[Idées] The keys to Montreal must not be handed over to CDPQ Infra

In 1972, Hydro-Québec planned the construction of a pumped storage hydroelectric power station on the Jacques-Cartier River. The works would have created a reservoir that would have submerged a spectacular gorge. Alerted, citizens and elected officials are mobilizing to counter the project. The government of Quebec ends up agreeing to hold a parliamentary commission whose work makes it possible to establish that this project is difficult to defend. What is known as the Battle of Jacques-Cartier is won by the citizens.

The following year, the destruction of the Van Horne house on Sherbrooke Street showed Montrealers that they could not count on the Drapeau administration to preserve their heritage. As for the Quebec government, it prefers to look elsewhere. Meanwhile, a promoter undertakes to raze the Milton Parc district, with the blessing of the City of Montreal. The realization of the Cité Concordia project would require the destruction of several hundred dwellings. The citizens are mobilizing, but the City does not intend to give in. Aided by an economic situation that weighs on the finances of the promoter, the citizens manage to remove some 600 housing units from the clutches of the latter. The largest residential cooperative in Canada takes possession of it.
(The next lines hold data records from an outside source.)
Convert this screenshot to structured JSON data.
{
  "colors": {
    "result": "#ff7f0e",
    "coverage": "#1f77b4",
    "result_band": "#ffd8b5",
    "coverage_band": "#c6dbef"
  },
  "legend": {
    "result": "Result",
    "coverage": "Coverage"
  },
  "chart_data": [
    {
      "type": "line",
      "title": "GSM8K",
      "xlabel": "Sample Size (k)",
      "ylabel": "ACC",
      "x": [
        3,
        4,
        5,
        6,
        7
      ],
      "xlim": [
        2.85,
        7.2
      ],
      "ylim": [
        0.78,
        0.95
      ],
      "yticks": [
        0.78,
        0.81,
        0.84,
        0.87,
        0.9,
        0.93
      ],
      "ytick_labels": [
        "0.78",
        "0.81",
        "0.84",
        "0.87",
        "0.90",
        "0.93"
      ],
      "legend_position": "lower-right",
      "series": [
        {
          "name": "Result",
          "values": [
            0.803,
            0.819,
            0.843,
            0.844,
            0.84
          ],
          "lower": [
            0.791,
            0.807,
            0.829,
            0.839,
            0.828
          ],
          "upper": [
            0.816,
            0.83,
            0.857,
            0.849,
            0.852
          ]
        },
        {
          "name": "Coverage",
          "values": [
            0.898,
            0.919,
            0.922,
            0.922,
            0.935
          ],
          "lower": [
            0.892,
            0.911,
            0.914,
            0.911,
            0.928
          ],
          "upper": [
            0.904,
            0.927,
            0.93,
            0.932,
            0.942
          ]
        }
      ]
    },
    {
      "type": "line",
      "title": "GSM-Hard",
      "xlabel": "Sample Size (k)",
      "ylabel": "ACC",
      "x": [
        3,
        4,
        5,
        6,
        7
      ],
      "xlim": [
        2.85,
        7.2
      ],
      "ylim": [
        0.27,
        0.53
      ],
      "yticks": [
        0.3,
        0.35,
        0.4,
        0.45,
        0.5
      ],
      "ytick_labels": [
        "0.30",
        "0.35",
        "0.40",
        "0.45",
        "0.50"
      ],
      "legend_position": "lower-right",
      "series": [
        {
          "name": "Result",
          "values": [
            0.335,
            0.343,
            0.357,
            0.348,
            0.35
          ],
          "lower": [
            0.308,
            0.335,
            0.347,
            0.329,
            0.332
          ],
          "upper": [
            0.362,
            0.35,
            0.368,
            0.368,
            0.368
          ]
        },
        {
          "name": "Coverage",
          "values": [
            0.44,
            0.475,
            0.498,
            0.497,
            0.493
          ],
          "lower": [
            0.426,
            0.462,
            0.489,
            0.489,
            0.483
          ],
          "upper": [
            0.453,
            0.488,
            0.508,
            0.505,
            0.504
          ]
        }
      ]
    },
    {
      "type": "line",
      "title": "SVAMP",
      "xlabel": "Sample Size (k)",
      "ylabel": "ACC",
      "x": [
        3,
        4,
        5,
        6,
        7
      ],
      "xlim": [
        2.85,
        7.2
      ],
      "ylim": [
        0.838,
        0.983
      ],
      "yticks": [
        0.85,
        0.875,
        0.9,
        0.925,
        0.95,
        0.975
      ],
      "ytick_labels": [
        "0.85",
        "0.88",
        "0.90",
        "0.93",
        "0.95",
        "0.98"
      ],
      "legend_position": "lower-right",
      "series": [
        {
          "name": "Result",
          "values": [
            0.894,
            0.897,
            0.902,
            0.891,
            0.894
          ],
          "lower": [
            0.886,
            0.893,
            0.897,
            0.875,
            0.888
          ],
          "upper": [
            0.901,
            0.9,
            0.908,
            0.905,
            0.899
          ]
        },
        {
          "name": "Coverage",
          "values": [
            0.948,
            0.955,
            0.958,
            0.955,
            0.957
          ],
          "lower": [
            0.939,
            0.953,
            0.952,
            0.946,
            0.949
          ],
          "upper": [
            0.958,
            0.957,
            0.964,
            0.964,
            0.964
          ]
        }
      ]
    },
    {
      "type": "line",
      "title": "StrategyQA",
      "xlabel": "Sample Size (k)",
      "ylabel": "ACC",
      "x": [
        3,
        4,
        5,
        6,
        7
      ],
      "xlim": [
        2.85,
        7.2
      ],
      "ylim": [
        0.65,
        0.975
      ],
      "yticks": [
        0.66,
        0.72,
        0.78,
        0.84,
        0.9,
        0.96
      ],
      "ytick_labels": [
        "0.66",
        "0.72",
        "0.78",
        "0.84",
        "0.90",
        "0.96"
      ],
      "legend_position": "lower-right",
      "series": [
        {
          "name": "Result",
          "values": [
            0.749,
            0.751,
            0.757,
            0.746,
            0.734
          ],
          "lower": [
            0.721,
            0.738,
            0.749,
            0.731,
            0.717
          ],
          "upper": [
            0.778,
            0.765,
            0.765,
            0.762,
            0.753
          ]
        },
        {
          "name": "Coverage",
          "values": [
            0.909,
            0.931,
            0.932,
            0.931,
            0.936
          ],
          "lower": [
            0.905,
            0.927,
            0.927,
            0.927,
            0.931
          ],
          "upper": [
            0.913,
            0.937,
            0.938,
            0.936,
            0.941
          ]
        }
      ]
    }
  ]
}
In 1976, the Port of Montreal frees the sites located opposite Old Montreal. The Canadian government intends to implement a real estate project there that is based on a business plan. It is absolutely necessary, it is argued, to make this land deposit profitable, as is done in Toronto. Instead, Montrealers want a window overlooking the river and a vast public esplanade. The federal government does not intend to back down. Public consultations organized by civil society encourage the consolidation of opposition to the project. It took 20 years for a project hailed as one of the most original enhancements of a port front to come to fruition.

A decade earlier, the Canadian government had undertaken the liquidation of an agricultural campaign to build an international airport north of Montreal. The expropriations had been carried out with a bang. Nothing could undermine the arrogance with which the Trudeau government was steering the file. We know the rest.

Back to Montreal. In the early 1980s, a construction project on McGill College Avenue for a concert hall combined with a shopping center would block the view of the mountain. Jean Drapeau remains deaf to criticism. Héritage Montréal joins forces with the business community to convince the promoter to hold a public consultation. The project was finally abandoned, much to the displeasure of the mayor of Montreal.

These files show that civil society sometimes has to fight against its institutions. Several other examples could have been mentioned: Ville-Marie highway, river crossing at Deschambault on the Radisson-Nicolet-Des Cantons line, Lévis LNG port, Suroît gas power station. The most recent and most distressing is undoubtedly that of the REM.

Some, including myself, denounced from the outset the exorbitant powers casually conferred on the Caisse de depot et placement and its subsidiary CDPQ Infra by the Couillard government. The worst fears have come true. Since the beginning of the saga, CDPQ Infra officials have shown an arrogance that the Legault government endorses. Convinced that they are within their rights, those in charge of the project, who are not accountable to anyone, impose it without the right of scrutiny, including on those who will pay a good part of a bill that is looming particularly salty.

After repeating that it was take it or leave it — which enabled them to ignore the increasingly numerous and serious criticisms — they now have the incredible insolence and audacity to maintain that the mayor of Montreal will have to be held responsible for the failure of the project if CDPQ Infra withdraws its logs.

It is to be deplored that society sometimes has to fight to counter ill-conceived or unfounded projects carried out or supported by its institutions. In the case of the REM, this is quite simply unheard of. Several observers have pointed out in recent years that public-private partnerships should be wary of. Could they foresee that it would be this venerable Quebec institution, the Caisse de depot et placement, which would cast the greatest discredit on the formula of partnerships desired by the State?

Valérie Plante is right to refuse to entrust the keys to the city to CDPQ Infra. Jean-Paul L’Allier liked to recall that we had done it with the engineers in the 1960s and that we had regretted it.